In Persuader, published in 2003, the reader senses that Reacher's life has been caught at an in-between stage. Narrating in the first person, Reacher tells us how just eleven days earlier, he'd been planning to leave New England's April chill and explore the warmer, friendlier climes around Miami.
Before this plan can gain any traction, Reacher finds himself observing the movements of a man outside a concert hall. The man does nothing unusual – he crosses the street and gets into a car. But Reacher has recognized this man as someone he personally shot ten years before, to avenge the murder of someone he cared about. The man went over a steep cliff into a stormy sea, and Reacher has contented himself with the assumption of his death for all these years. But there is now no mistaking who he has seen. Reacher contacts a former military acquaintance for help in tracing the license plate of the car, and within a few short hours, agents from the Drug Enforcement Administration are knocking at his door.

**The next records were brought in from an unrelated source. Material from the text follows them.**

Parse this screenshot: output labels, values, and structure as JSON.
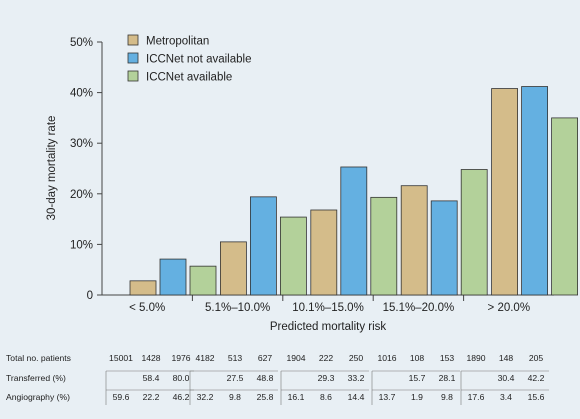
{
  "chart_data": {
    "type": "bar",
    "categories": [
      "< 5.0%",
      "5.1%–10.0%",
      "10.1%–15.0%",
      "15.1%–20.0%",
      "> 20.0%"
    ],
    "series": [
      {
        "name": "Metropolitan",
        "values": [
          2.8,
          10.5,
          16.8,
          21.6,
          40.8
        ]
      },
      {
        "name": "ICCNet not available",
        "values": [
          7.1,
          19.4,
          25.3,
          18.6,
          41.2
        ]
      },
      {
        "name": "ICCNet available",
        "values": [
          5.7,
          15.4,
          19.3,
          24.8,
          35.0
        ]
      }
    ],
    "xlabel": "Predicted mortality risk",
    "ylabel": "30-day mortality rate",
    "ylim": [
      0,
      50
    ],
    "yticks": [
      "0",
      "10%",
      "20%",
      "30%",
      "40%",
      "50%"
    ],
    "legend_position": "top-left",
    "grid": false,
    "colors": [
      "#d4bc8a",
      "#64b0e1",
      "#b3d19a"
    ]
  },
  "table": {
    "rows": [
      {
        "label": "Total no. patients",
        "values": [
          [
            "15001",
            "1428",
            "1976"
          ],
          [
            "4182",
            "513",
            "627"
          ],
          [
            "1904",
            "222",
            "250"
          ],
          [
            "1016",
            "108",
            "153"
          ],
          [
            "1890",
            "148",
            "205"
          ]
        ]
      },
      {
        "label": "Transferred (%)",
        "values": [
          [
            "",
            "58.4",
            "80.0"
          ],
          [
            "",
            "27.5",
            "48.8"
          ],
          [
            "",
            "29.3",
            "33.2"
          ],
          [
            "",
            "15.7",
            "28.1"
          ],
          [
            "",
            "30.4",
            "42.2"
          ]
        ]
      },
      {
        "label": "Angiography (%)",
        "values": [
          [
            "59.6",
            "22.2",
            "46.2"
          ],
          [
            "32.2",
            "9.8",
            "25.8"
          ],
          [
            "16.1",
            "8.6",
            "14.4"
          ],
          [
            "13.7",
            "1.9",
            "9.8"
          ],
          [
            "17.6",
            "3.4",
            "15.6"
          ]
        ]
      }
    ]
  }
}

Reacher wants to find the no-longer dead man, Quinn, for reasons of his own. The agents want to find him because one of their team is missing. Reacher takes on this apparently impossible challenge because the missing agent is a woman, and he is all too familiar with Quinn's habits.
With the DEA agents, Reacher concocts a plan that would have Hollywood stunt and makeup veterans salivating. Quinn may not have any apparent vulnerabilities, but one of his associates does. The associate has a wife and beloved son. Reacher uses the son as a wedge to get inside the home of the associate.

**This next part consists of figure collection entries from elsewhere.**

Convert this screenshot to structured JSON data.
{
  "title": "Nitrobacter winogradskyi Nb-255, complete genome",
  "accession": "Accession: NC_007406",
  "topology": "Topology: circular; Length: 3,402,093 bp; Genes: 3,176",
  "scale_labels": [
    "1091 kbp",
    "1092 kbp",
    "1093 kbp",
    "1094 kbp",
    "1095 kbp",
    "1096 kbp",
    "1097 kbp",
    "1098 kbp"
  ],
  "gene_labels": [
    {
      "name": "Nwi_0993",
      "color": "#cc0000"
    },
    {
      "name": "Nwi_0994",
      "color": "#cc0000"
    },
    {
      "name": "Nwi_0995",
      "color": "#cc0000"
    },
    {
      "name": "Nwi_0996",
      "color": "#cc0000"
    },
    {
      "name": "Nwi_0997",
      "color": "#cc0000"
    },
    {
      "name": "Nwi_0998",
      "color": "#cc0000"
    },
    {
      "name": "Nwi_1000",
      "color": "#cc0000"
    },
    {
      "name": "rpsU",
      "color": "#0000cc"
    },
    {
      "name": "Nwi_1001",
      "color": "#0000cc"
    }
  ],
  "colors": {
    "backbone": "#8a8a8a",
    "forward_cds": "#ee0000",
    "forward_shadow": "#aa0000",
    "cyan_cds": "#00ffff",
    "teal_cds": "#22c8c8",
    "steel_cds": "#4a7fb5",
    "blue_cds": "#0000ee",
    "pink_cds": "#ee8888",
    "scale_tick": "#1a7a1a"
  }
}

Once he accomplishes this feat, the tension and suspense in this novel are non-stop, supported by pacing that's just-right, some knockout procedural detail and stunning geographical description. We are treated to an unbeatable combination of mystery, intrigue, domestic conflict, tentative romance, and physical challenge that will have you cringing about every 15 pages or so. You'll wonder, again and again, just how Reacher is supposed to get out of this one.
Child wisely waits until the reader is about 40 pages from the end before explaining why Reacher is so determined to take out Quinn. Part of Reacher's appeal is his spare, often monosyllabic recitation of events. Even so, what he tells us allows us to see him in three dimensions, and to cheer him on as he inches, often bloody and near-dead, toward his goal.